WorkSafe's new health and safety regime will impose significant costs

Interest.co.nz
9 March, 2015

Imagine for a second that you are a small business owner, and one day while trawling through your emails, a bolt of lightning sizzles through the office window and strikes your assistant, killing him instantly.

Then to compound the situation, the telephone rings, and it is the police. They inform you that another employee is dead after her car struck a lamp post while on the way to work.

The two tragic events, which have a likelihood of 0.0004% and 0.01% chance, respectively, of occurring in a year, can only be regarded as the worst of all possible luck, right?

Wrong.

They are a result of your negligent behaviour as an employer, and you are liable for both deaths. So you better lawyer up quickly, start preparing shareholders for a hefty fine, and you might potentially have to tell the family that you’re going away for a few years.

At least that is what can be extrapolated from the recent announcement that Worksafe NZ, the workplace health and safety watchdog, has laid charges against the Ministry of Social Development (MSD) for a shooting at an Ashburton Work and Income office last year.

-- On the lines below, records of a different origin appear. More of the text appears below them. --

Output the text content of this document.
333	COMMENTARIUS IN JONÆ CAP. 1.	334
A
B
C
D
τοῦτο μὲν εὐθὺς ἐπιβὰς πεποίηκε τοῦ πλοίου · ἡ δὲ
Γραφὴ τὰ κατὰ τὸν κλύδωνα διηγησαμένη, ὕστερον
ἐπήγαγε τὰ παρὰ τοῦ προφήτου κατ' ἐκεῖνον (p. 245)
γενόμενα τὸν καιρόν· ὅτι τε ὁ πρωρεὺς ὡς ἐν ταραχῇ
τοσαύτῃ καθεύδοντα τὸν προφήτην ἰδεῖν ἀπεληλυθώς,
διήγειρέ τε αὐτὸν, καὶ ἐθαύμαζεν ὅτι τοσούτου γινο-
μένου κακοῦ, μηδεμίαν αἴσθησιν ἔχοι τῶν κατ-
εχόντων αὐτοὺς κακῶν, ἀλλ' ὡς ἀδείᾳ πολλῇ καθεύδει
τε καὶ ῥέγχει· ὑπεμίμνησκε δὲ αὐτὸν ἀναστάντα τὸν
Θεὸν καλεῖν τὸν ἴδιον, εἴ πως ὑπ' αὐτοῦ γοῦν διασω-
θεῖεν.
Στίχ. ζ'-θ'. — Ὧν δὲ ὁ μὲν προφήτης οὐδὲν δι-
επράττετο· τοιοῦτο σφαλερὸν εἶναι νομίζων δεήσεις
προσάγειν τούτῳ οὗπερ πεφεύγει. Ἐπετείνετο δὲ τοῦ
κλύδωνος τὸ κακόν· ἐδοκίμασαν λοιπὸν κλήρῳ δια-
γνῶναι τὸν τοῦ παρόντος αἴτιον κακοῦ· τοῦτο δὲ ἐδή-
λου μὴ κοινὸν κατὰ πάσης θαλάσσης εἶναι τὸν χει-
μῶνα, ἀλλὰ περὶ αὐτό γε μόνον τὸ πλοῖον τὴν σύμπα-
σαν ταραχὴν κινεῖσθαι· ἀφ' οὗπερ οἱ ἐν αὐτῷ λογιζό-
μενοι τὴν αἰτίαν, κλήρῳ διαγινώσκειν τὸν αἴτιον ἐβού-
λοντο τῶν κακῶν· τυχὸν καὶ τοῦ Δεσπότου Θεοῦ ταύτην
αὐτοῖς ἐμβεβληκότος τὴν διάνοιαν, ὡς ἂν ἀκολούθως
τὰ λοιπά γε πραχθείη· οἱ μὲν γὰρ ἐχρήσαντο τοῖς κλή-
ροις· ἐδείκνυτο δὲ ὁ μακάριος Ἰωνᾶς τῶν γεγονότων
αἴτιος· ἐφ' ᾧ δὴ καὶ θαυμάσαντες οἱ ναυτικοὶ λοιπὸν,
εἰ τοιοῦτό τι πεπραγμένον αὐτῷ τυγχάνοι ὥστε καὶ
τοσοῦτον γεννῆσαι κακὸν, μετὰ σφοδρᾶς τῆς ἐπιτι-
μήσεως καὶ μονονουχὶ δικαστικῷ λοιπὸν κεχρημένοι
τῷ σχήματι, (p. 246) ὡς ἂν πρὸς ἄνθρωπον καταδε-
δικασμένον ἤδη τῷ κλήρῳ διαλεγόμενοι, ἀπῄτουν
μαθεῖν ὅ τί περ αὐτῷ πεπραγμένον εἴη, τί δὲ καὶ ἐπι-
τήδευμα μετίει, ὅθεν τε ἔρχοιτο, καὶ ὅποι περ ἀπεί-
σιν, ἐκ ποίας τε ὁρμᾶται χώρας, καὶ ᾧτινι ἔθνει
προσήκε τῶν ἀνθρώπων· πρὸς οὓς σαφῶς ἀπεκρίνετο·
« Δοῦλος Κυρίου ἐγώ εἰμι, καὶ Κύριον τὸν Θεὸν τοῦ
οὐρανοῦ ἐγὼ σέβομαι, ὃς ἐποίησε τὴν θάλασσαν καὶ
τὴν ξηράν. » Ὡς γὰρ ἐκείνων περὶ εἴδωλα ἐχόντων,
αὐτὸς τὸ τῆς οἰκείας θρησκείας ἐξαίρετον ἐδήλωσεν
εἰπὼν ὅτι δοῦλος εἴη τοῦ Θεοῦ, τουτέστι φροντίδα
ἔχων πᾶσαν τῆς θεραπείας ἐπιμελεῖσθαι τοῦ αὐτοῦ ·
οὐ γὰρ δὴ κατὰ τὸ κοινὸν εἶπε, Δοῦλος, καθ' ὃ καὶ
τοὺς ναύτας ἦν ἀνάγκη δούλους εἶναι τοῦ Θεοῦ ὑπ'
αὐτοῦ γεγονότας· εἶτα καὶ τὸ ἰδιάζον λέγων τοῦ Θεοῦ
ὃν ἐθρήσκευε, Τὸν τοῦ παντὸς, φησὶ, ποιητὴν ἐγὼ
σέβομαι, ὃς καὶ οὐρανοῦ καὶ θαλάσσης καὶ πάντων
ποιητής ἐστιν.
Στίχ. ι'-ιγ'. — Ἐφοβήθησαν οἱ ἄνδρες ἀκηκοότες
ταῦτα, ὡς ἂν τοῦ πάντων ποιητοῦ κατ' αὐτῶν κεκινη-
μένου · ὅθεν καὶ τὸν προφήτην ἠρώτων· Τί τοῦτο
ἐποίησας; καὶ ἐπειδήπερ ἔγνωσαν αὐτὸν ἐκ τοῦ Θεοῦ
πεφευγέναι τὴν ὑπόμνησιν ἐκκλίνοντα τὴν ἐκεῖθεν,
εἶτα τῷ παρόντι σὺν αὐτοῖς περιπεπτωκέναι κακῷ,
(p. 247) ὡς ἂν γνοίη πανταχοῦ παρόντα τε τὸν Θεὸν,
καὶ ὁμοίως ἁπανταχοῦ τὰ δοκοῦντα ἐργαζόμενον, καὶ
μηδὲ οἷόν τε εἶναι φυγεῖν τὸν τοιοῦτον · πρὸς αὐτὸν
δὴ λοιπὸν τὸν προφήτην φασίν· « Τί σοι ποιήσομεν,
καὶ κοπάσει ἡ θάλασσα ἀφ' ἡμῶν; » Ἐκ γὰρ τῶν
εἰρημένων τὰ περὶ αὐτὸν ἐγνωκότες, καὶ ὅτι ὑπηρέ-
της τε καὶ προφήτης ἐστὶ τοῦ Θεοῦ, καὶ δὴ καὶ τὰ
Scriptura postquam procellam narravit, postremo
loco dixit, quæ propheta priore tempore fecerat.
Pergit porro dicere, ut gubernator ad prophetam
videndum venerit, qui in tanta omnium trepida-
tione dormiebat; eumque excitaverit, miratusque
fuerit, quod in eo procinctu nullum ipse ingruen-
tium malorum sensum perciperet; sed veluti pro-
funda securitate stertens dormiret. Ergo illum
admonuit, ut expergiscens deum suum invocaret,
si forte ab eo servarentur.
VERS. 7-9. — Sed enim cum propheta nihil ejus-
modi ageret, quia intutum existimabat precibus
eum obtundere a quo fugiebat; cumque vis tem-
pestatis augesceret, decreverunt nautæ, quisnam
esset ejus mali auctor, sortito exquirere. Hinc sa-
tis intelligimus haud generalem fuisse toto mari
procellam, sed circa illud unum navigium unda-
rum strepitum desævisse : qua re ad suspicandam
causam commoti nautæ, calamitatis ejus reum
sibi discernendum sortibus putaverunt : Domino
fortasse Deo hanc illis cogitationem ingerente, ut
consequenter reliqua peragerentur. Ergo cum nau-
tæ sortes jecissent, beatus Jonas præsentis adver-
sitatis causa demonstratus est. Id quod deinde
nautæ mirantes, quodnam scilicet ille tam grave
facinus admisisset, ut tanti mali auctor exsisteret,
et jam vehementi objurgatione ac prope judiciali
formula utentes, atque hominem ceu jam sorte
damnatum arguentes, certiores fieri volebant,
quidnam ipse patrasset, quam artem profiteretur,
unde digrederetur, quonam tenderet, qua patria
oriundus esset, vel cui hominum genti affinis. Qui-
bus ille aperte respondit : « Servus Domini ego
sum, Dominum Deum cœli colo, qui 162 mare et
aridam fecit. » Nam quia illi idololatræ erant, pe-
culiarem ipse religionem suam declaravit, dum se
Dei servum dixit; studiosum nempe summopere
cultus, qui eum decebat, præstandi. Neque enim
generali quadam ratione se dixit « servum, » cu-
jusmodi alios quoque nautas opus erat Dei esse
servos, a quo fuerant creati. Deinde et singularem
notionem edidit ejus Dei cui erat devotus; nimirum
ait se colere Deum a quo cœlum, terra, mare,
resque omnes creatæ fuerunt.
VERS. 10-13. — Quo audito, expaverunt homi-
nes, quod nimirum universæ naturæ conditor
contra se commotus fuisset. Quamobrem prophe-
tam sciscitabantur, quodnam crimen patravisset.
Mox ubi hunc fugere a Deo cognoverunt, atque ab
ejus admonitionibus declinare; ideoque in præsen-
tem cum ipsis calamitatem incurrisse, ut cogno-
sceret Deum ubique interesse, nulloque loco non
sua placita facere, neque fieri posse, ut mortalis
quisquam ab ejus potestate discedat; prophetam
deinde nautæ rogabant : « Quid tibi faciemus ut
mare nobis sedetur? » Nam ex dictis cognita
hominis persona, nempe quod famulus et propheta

Worksafe was established in the wake of the Pike River Mine disaster as means of improving health and safety practices in New Zealand. The shift has also introduced radical new measures such as holding management and directors directly accountable for any breaches of the health and safety law within their organisations.

Two people were murdered and one seriously wounded in the Ashburton incident when a balaclava clad man wordlessly walked into the office with a shotgun and started firing. John Tully, a homeless 48 year old man, was later arrested and charged with the crimes. He was previously evicted from the office, and appears to have had a long running dispute with Housing New Zealand over his inability to secure state sponsored accommodation.

The deaths are undoubtedly tragic, but are they the fault of MSD? The family of one of the victims doesn’t think so, and has gone on record to say that “nobody could foresee what was going to happen that day”. However, Worksafe believes that MSD failed to take all practical steps to ensure the safety of their employees while at work.

But what exactly is “all practical steps” in the case of a person who walks into an office and shoots someone?

Since there was already a security guard on site, and an entry barrier can be circumvented by concealing the weapon under a coat, you can only assume that Worksafe are talking about a bulletproof screen of some kind. Perhaps even metal detectors.

Should the regulator successfully prosecute MSD it would imply that every Work and Income office in the country would have to instal these measures, at the cost of millions to the taxpayer.

But while costs would be astronomical, the upside is that it might reduce your chances of being murdered in New Zealand, which stood at 0.001% in 2012. Well, in a WINZ office at least.

Extrapolating the logic further, other government departments and private businesses that have a history of disgruntled employees and customers will have to take similar steps to ensure “all practical steps” have been taken to eliminate workplace risk, no matter how unlikely.

Banks will look like prison visiting rooms, bus drivers will have to be armed, and the iconic fish and chips experience will be akin to a visit from the bomb squad.

If this scenario sounds like an absurdity, it is because it is. It is a sign that the “elf and safety” madness that has gripped places like the United Kingdom is about to start squeezing here. Soon we’ll be banning candyfloss on sticks for fear of impaling people, forcing children to wear goggles for marble games, and banishing kettles from hotel rooms so guests don’t burn themselves when making a cup of tea. These are all actual examples from the UK.

Just switching to Worksafe’s new health and safety regime is likely to impose a significant cost on the economy. There is no exact figure available as yet, but in New South Wales it was estimated that a similar regulatory change would cost A$3.4 billion over five years. The bulk of this would fall on small firms that employ less than 20 people because they will have to hire external consultants to advise them on how to be compliant.

New Zealand could face comparable regulatory costs from the change, and this is before the unintended costs of decisions like the one outlined above are taken into account.

If decisions like this are allowed to fly unchallenged by clear thinking, we might as well shut up shop and mothball the economy right now in the face of a regulator that has zero tolerance for risk in the workplace, no matter how unlikely.

That health and safety practices in New Zealand could be improved is certainly open to rational discussion and analysis, particularly where fatalities are concerned. But the costs imposed by the regulator’s actions also need to be considered, and a balance struck.

I suspect we are going to see a strong pushback from MSD on this issue. And while my better nature would like to think it will be motivated by the absurdity of the situation, my more pragmatic side suspects it will be because Minister for Social Development Anne Tolley is personally liable for health and safety breaches under the new Worksafe rules.

Were I not an atheist, I might thank god that Worksafe has used this terrible case to pick a fight with the government.